Characteristics of C3F7CN/CO2 as an Alternative to SF6 in HVDC-GIL Systems

The application of environmentally friendly gases to insulated transmission pipelines could potentially improve the flexibility of transmission line corridors and reduce the environmental impact of such lines. Recently, C3F7CN has been considered as a potential replacement for SF6. The present work assesses the feasibility of applying C3F7CN to high voltage DC transmission lines to attain a lower global warming potential (GWP). The GWP is estimated through calculation of C3F7CN mixtures with other gases and based on the weighted average method. The liquefaction temperature of these mixtures is between 0.4 and 1.2 MPa as determined by combining the Peng-Robinson equation of state with the van der Waals mixing rule.

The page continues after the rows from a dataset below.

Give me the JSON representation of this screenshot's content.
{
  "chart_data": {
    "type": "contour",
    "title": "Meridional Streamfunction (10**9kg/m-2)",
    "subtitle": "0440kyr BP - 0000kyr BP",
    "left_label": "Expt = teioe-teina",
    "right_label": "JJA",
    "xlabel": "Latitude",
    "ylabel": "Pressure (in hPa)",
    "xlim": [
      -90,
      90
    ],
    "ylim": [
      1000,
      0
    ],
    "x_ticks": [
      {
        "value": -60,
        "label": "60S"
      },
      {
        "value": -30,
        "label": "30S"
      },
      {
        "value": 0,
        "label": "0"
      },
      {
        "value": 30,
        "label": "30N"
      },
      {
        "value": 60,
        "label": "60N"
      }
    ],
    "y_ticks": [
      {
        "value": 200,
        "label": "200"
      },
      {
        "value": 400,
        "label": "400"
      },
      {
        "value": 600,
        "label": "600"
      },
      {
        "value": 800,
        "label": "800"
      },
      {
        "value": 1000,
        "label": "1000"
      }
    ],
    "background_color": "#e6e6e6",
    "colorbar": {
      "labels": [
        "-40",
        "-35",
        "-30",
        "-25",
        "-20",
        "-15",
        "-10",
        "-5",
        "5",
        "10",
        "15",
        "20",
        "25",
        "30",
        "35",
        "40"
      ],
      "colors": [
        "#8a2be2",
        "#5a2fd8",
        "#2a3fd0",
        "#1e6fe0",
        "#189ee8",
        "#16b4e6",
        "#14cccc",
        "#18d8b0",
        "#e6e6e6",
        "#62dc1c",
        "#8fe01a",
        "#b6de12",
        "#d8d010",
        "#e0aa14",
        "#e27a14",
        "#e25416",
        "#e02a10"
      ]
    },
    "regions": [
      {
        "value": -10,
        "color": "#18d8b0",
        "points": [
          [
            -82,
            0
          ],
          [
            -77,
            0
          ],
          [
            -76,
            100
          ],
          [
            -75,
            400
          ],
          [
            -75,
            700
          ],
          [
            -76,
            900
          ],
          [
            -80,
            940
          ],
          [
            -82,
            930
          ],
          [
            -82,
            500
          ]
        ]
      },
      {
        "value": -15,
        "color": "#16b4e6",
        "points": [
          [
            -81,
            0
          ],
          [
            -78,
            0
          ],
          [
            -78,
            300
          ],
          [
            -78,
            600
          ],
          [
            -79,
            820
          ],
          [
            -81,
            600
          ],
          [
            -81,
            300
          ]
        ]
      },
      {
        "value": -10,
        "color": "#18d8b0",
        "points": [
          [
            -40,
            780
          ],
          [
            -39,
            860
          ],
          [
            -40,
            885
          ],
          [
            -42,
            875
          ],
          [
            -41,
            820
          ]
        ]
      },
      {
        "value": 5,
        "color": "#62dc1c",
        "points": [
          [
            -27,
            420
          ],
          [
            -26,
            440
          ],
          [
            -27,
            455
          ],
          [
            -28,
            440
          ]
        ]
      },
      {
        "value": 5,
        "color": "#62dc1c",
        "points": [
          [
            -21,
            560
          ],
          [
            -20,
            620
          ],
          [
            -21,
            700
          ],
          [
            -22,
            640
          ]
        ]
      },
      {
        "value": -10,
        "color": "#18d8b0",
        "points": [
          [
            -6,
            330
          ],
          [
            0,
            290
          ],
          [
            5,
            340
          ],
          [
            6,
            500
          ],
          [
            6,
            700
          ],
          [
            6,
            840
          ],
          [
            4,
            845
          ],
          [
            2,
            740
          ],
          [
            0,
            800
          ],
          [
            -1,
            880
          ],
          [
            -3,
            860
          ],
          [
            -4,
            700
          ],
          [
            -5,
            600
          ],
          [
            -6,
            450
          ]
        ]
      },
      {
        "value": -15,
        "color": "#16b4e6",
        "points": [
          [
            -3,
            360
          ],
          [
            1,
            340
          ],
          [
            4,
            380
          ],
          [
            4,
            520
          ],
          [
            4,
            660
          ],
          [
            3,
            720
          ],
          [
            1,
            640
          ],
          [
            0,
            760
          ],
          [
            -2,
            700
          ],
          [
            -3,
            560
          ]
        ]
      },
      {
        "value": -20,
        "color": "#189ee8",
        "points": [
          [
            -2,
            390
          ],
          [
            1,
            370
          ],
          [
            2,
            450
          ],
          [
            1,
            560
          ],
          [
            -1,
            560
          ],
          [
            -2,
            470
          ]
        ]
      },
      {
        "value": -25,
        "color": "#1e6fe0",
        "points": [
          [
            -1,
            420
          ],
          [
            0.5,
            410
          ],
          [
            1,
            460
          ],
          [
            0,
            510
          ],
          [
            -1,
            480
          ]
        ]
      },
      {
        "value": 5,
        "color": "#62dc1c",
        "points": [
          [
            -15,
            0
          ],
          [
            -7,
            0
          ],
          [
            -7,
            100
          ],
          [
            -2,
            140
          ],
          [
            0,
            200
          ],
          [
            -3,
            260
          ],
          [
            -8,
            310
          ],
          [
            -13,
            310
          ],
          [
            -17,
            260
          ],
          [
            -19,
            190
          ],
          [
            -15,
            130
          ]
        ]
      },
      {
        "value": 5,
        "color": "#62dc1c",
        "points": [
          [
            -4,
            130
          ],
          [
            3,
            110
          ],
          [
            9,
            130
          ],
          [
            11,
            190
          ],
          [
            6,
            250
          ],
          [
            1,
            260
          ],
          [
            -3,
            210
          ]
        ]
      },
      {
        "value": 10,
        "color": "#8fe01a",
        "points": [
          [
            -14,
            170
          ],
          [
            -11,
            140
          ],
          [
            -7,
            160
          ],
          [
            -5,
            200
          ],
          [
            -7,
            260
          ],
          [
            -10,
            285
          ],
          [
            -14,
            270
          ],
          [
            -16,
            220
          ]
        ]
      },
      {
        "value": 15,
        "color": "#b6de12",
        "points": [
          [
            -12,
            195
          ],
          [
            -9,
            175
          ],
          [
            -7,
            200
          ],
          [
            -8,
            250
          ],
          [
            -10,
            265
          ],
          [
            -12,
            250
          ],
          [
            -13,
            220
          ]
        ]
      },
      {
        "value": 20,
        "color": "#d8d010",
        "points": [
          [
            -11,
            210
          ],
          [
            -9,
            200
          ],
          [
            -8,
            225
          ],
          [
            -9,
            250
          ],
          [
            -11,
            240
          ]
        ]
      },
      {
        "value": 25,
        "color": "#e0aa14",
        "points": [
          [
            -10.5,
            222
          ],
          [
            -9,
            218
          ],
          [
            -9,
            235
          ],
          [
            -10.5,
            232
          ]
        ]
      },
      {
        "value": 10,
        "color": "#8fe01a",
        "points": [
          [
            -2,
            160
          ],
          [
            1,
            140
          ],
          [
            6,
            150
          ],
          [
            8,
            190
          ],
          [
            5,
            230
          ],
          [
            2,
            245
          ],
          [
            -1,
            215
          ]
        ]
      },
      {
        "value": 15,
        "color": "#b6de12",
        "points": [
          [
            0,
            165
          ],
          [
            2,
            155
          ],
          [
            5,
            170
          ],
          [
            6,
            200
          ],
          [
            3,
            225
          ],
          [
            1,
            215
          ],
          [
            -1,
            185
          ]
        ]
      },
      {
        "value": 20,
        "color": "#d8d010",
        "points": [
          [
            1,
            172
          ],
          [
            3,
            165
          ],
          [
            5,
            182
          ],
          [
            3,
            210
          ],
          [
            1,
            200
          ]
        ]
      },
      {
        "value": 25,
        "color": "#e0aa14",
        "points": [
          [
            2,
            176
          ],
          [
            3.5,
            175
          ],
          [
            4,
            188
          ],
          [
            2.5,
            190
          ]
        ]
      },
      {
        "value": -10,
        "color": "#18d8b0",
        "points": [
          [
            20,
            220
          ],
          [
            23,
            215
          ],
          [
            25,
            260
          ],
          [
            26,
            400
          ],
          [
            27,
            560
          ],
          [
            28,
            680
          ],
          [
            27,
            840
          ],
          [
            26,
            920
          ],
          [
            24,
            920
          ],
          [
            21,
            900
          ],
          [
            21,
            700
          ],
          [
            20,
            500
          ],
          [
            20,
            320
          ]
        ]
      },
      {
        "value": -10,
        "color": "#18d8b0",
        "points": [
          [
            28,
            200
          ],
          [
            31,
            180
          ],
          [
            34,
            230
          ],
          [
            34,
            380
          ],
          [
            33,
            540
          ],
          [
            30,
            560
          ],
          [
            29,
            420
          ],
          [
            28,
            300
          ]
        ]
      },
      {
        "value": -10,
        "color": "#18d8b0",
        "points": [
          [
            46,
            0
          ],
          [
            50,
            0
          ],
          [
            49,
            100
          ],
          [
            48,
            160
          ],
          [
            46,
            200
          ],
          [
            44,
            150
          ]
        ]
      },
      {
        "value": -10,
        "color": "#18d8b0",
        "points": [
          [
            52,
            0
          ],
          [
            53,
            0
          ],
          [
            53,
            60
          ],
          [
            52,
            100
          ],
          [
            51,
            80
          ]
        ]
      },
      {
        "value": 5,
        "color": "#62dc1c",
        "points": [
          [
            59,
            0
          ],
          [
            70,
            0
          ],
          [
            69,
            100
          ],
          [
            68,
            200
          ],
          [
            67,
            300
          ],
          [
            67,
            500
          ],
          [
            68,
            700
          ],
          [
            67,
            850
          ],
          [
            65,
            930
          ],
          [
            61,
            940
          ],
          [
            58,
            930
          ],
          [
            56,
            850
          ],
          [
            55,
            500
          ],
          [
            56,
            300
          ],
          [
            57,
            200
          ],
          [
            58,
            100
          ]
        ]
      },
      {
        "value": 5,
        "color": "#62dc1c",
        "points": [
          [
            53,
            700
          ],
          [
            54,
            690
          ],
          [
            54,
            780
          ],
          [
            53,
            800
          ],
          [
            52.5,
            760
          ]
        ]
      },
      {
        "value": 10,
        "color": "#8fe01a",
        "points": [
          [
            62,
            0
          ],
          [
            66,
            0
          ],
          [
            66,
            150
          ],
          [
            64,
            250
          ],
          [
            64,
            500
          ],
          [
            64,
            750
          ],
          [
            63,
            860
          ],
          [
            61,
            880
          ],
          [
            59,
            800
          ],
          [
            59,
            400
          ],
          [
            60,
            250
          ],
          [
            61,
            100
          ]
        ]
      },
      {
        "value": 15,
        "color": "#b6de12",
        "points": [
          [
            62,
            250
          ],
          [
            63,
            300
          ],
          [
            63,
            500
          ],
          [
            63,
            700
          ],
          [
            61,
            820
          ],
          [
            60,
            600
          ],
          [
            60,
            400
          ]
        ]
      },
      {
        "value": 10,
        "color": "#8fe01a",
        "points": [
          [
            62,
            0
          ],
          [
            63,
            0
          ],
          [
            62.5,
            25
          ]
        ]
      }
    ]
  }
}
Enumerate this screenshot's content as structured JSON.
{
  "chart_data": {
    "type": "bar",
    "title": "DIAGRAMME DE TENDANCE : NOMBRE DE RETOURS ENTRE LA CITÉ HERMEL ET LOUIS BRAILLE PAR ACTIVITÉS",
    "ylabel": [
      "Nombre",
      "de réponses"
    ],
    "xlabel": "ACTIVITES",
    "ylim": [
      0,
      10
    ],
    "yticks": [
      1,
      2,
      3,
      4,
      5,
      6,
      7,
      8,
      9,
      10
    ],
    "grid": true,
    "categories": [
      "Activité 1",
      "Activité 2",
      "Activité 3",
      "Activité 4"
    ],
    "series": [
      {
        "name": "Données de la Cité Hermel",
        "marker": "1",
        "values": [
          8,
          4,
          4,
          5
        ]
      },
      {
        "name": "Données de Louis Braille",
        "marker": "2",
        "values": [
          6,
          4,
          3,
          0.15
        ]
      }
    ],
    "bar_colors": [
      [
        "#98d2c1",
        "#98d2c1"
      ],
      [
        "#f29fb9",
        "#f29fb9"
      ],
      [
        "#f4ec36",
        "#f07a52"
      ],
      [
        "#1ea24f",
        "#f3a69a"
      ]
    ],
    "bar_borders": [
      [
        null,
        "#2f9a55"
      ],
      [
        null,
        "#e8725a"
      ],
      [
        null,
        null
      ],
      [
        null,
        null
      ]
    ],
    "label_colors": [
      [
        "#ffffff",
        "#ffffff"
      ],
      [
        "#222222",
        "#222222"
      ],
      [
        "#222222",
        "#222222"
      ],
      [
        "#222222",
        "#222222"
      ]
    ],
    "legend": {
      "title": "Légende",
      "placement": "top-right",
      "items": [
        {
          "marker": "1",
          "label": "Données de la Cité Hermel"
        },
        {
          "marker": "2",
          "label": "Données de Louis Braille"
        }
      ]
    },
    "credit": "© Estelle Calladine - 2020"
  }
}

The insulating characteristics of C3F7CN/CO2 mixtures in conjunction with DC voltage in a uniform electric field was also studied. Based on the present research, the viability of C3F7CN/CO2 mixtures was evaluated by examining their heat transfer properties. The results show that, at operating temperatures of -20 and -30 degrees C, and at a pressure of 0.7 MPa, the maximum allowable mole fractions of C3F7CN in the mixture to avoid condensation is 7.8 and 5.1%, respectively. The insulation characteristics of 4% C3F7CN/96% CO2 and 8% C3F7CN/92% CO2 mixtures at 0.7 MPa is equivalent to that of SF6 gas at 0.5 MPa. The heat-transfer capabilities of 4% C3F7CN/96% CO2 and 8% C3F7CN/92% CO2 mixtures meet the requirements of the GIL temperature rise standard. It is concluded that C3F7CN/CO2 represents an environmentally friendly insulation gas suitable for use in HVDC-GIL equipment.